I have a crazy story to share, and due to it's nature I can't share all the details. I feel like I fell straight into hell but just before the fires consumed me an angel pulled me onto a ledge and and I'm not out of he'll but he's protecting me. Let me explain, I'll have to be a bit vague but I'll give selective details in following posts.
I was an avowed agnostic. I liked religious people but didn't actively believe. Many negative experiences directly with Christianity as a child turned me off to it, as well as other things. My family was extremely religious though. I've always kept my nose clean, never been arrested, no drugs, well liked by those who know me. I lived as an utter recluse though.
Last month I was arrested. My charges are… unique. Without being specific, I did something legal but attention grabbing which I couldn't be charged with so they looked for anything else they could get me on and came up with 17 felonies… So far. They killed my dog, I was extradited across the country, nearly took a month, nearly died in transport as it took nearly a month and they didn't provide us healthy food, good hygiene, clean environments, comfortable temperatures, virtually any sleep or any medical care. Jail itself wasn't nearly as bad, but I was so utterly crushed and hopeless with no where else to turn I turned to God. I begged for any help at all. I begged for a way out, I promised i'd build endless churches if he'd save me. It kept coming up inside, most of the prisoners werr religious too and it turned out to be an easy way to make friends. Just profess faith. I wouldn't even say that, just that I was trying and reading from a bible. I read random verses, kept getting stuff like Job, the death of Samson, etc.

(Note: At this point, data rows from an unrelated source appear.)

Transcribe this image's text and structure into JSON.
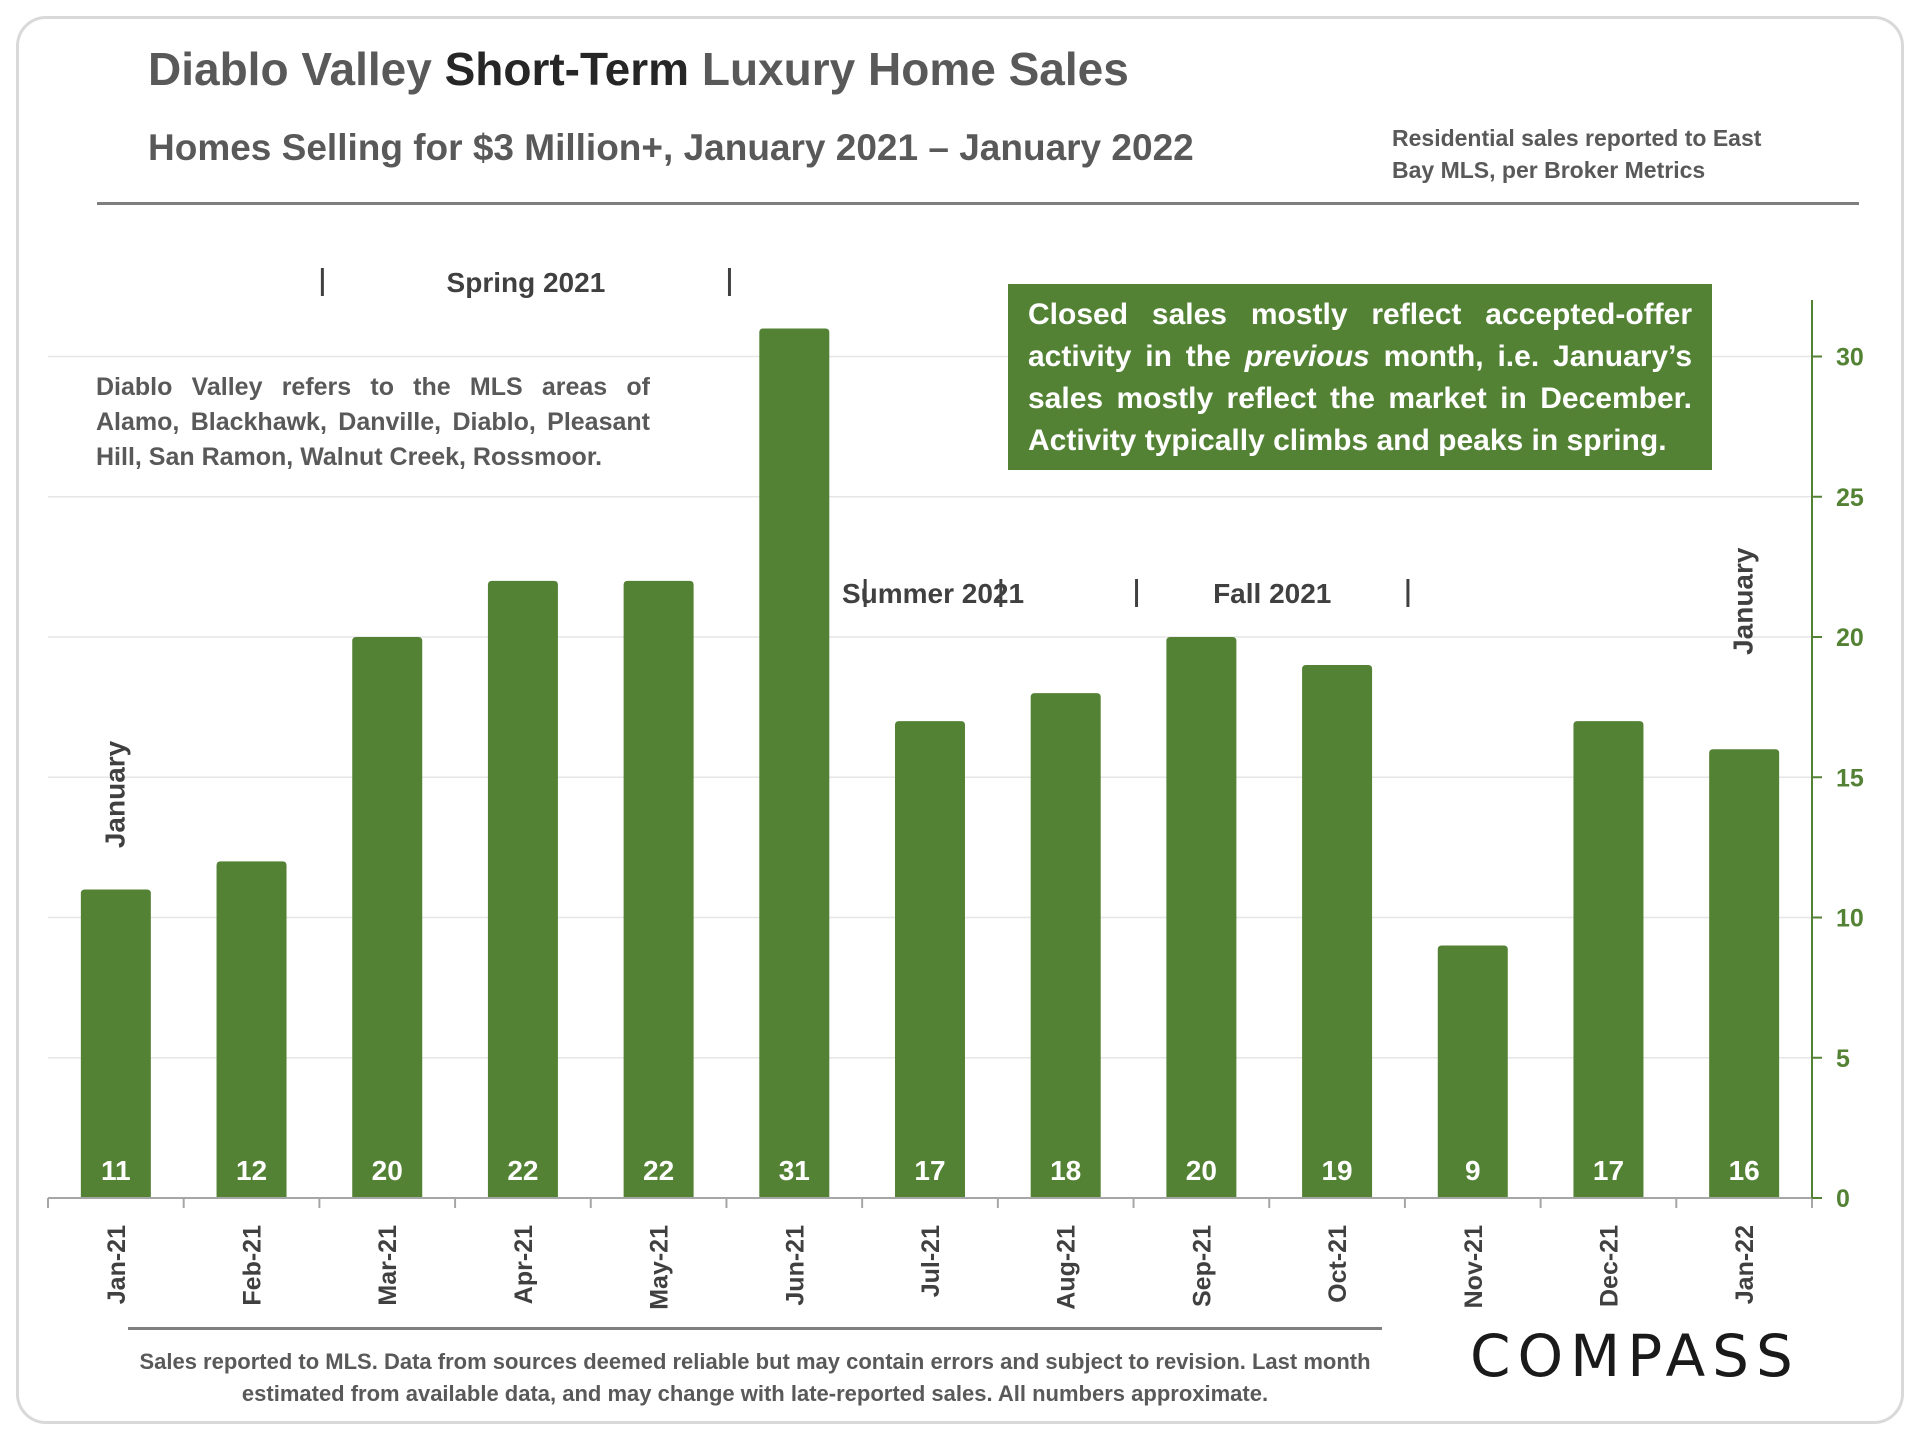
{
  "header": {
    "title_part1": "Diablo Valley ",
    "title_part2": "Short-Term",
    "title_part3": " Luxury Home Sales",
    "subtitle": "Homes Selling for $3 Million+, January 2021 – January 2022",
    "source": "Residential sales reported to East Bay MLS, per Broker Metrics"
  },
  "notes": {
    "areas": "Diablo Valley refers to the MLS areas of Alamo, Blackhawk, Danville, Diablo, Pleasant Hill, San Ramon, Walnut Creek, Rossmoor.",
    "box_part1": "Closed sales mostly reflect accepted-offer activity in the ",
    "box_italic": "previous",
    "box_part2": " month, i.e. January’s sales mostly reflect the market in December. Activity typically climbs and peaks in spring."
  },
  "chart_data": {
    "type": "bar",
    "title": "Diablo Valley Short-Term Luxury Home Sales",
    "categories": [
      "Jan-21",
      "Feb-21",
      "Mar-21",
      "Apr-21",
      "May-21",
      "Jun-21",
      "Jul-21",
      "Aug-21",
      "Sep-21",
      "Oct-21",
      "Nov-21",
      "Dec-21",
      "Jan-22"
    ],
    "values": [
      11,
      12,
      20,
      22,
      22,
      31,
      17,
      18,
      20,
      19,
      9,
      17,
      16
    ],
    "ylim": [
      0,
      32
    ],
    "y_ticks": [
      0,
      5,
      10,
      15,
      20,
      25,
      30
    ],
    "y_axis_side": "right",
    "gridlines": true,
    "season_labels": [
      {
        "label": "Spring 2021",
        "from_index": 2,
        "to_index": 5
      },
      {
        "label": "Summer 2021",
        "from_index": 6,
        "to_index": 7
      },
      {
        "label": "Fall 2021",
        "from_index": 8,
        "to_index": 10
      }
    ],
    "month_annotations": [
      {
        "label": "January",
        "index": 0
      },
      {
        "label": "January",
        "index": 12
      }
    ],
    "bar_color": "#548235",
    "axis_color": "#548235"
  },
  "footer": {
    "note": "Sales reported to MLS. Data from sources deemed reliable but may contain errors and subject to revision.  Last month estimated from available data, and may change with late-reported sales. All numbers approximate.",
    "logo": "COMPASS"
  }
}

Long story short, I and my family are extremely poor, I expected a public defender and a prison sentence but a few days after I finally reached the state I was extradited too, after a system mix up prevented me from being permitted any phone calls and with no money and my debit card expiring the month I was arrested, I had nothing, but to my surprise while I was in my family worked tirelessly. They found a firm to help me, they paid my bond, which I'm told was shockingly low, they reached out to everyone who knew me. Everyone pitched in, even my landlord paid my bail and refused to charge me rent until when and if I was back. Remembering this always makes me tear up.
So I made bond but I couldn't leave the state I was extradited to, and even if I could I can't afford two cross country plane tickets a month. The ironic thing is this whole thing brought our family closer together. Me and my brother both have a lot of reasons to be mad at her, he'd cut her off completely, I still took care of her but hadn't told her I loved her in years.
Unable to leave the state my brother found me a homeless shelter, a religious homeless shelter that's also a treatment program for addictions, a men's crisis center. Strict, but good food. My brother believes taking part in their program will help my case.